Tom Rob Smith : En rouge et noir
Après le formidable succès d’Enfant 44, Tom Rob Smith signe Kolyma, son deuxième soviet-thriller. Au programme: goulag, secrets d’État et bastonnades.
Nous sommes en 1956, Staline est mort depuis trois ans. Nikita Kroutschev, le nouveau premier secrétaire du parti, tente de sortir de l’ombre de son terrifiant prédécesseur. Devant le 20e congrès du PCUS, il livrera un discours dénonçant les horreurs commises par le "petit père des peuples": tortures, goulags, maintien d’un régime de la peur et de la délation.
"Staline a progressivement fait l’objet d’un culte de la personnalité qui a engendré toute une série de perversions extrêmement graves des principes du Parti, de la démocratie au sein du Parti et de l’espoir de la révolution, écrit le nouveau dirigeant soviétique." C’est dit: en URSS, l’État et ses sbires ne sont plus irréprochables.
Leo Demidov, le héros de Tom Rob Smith, que l’on a rencontré pour la première fois dans Enfant 44 (premier roman de l’auteur en passe de devenir un film de Ridley Scott), n’apprend rien à la lecture de ce discours. C’est un ancien officier de la police secrète. Il a envoyé des centaines d’innocents au goulag.
Mais comme le Kroutschev de 1956, c’est un repenti. Seulement, la rédemption ne dépend pas que des bons sentiments. Encore faut-il obtenir le pardon de ceux que l’on a blessés. Leo n’a pas cette chance. Une de ses victimes innocentes, dont le mari est prisonnier du goulag, cherche à se venger, et kidnappe la fille adoptive de notre antihéros.

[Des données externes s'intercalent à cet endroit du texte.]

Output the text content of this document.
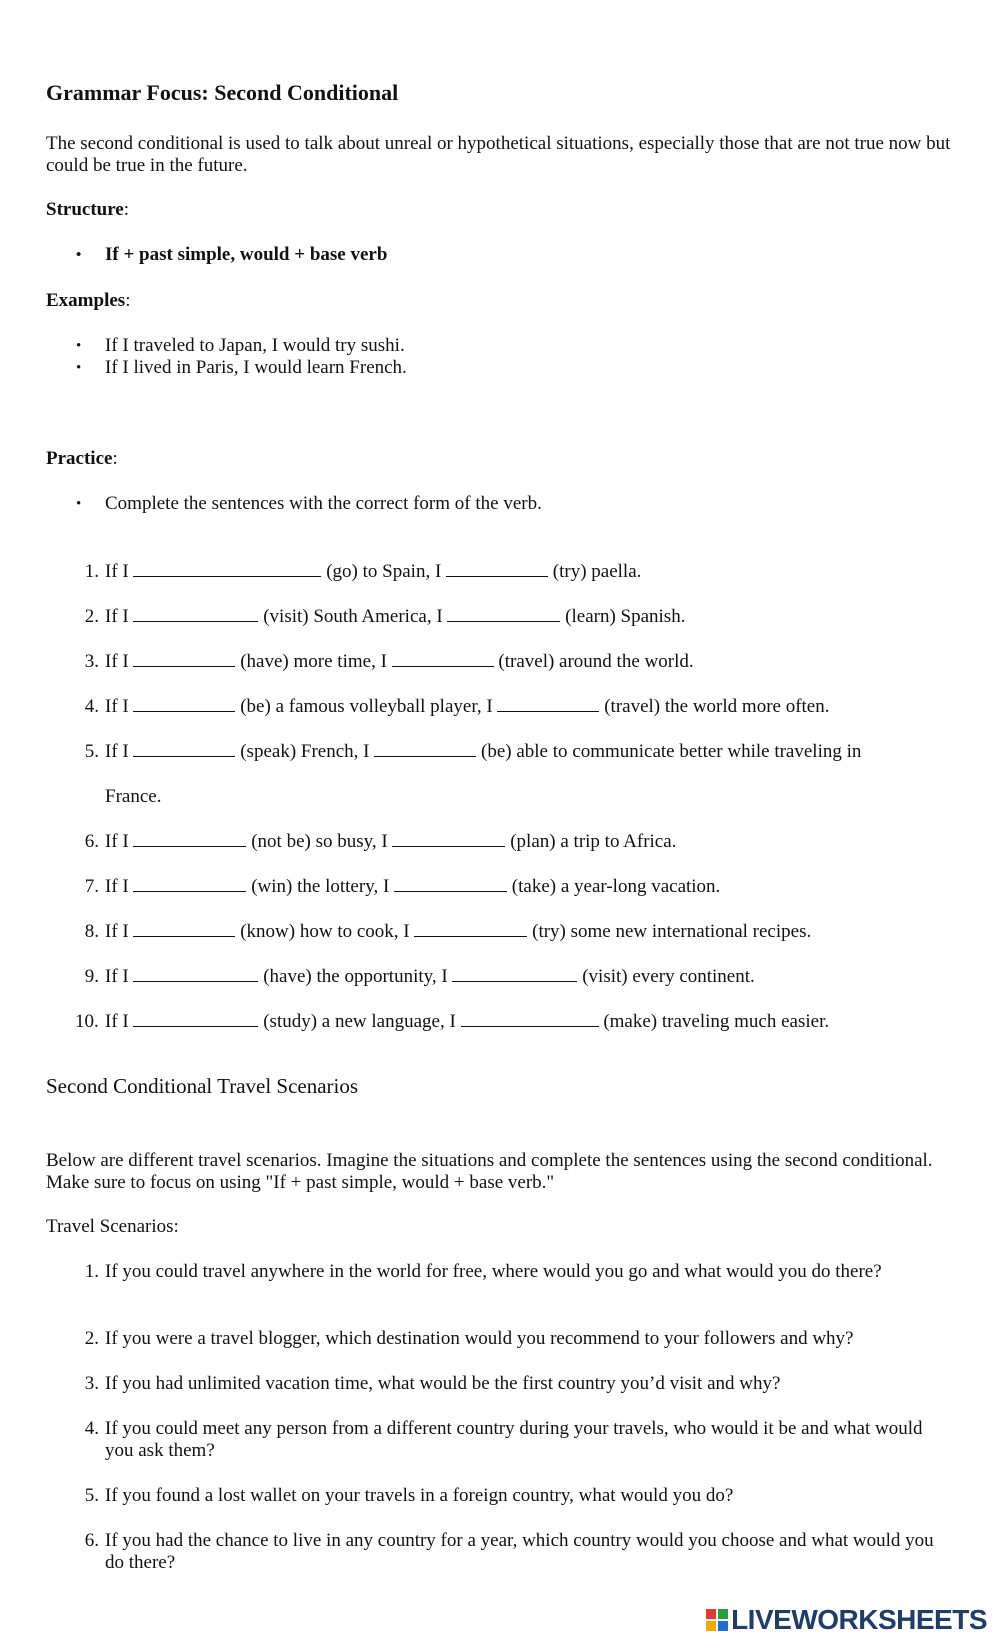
Grammar Focus: Second Conditional
The second conditional is used to talk about unreal or hypothetical situations, especially those that are not true now but could be true in the future.
Structure:
• If + past simple, would + base verb
Examples:
• If I traveled to Japan, I would try sushi.
• If I lived in Paris, I would learn French.
Practice:
• Complete the sentences with the correct form of the verb.
1. If I	(go) to Spain, I	(try) paella.
2. If I	(visit) South America, I	(learn) Spanish.
3. If I	(have) more time, I	(travel) around the world.
4. If I	(be) a famous volleyball player, I	(travel) the world more often.
5. If I	(speak) French, I	(be) able to communicate better while traveling in
France.
6. If I	(not be) so busy, I	(plan) a trip to Africa.
7. If I	(win) the lottery, I	(take) a year-long vacation.
8. If I	(know) how to cook, I	(try) some new international recipes.
9. If I	(have) the opportunity, I	(visit) every continent.
10. If I	(study) a new language, I	(make) traveling much easier.
Second Conditional Travel Scenarios
Below are different travel scenarios. Imagine the situations and complete the sentences using the second conditional. Make sure to focus on using "If + past simple, would + base verb."
Travel Scenarios:
1. If you could travel anywhere in the world for free, where would you go and what would you do there?
2. If you were a travel blogger, which destination would you recommend to your followers and why?
3. If you had unlimited vacation time, what would be the first country you’d visit and why?
4. If you could meet any person from a different country during your travels, who would it be and what would you ask them?
5. If you found a lost wallet on your travels in a foreign country, what would you do?
6. If you had the chance to live in any country for a year, which country would you choose and what would you do there?
LIVEWORKSHEETS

Pour la sauver, Leo devra, clandestinement, plonger dans l’horreur du camp de Kolyma.
Tom Rob Smith continue son jeu d’équilibriste entre Histoire et sensations fortes. Dans Kolyma, il dépeint avec efficacité une société de faux-semblants, de sables mouvants où les policiers sont les criminels et les bourreaux peuvent se transformer, du jour au lendemain, en victimes.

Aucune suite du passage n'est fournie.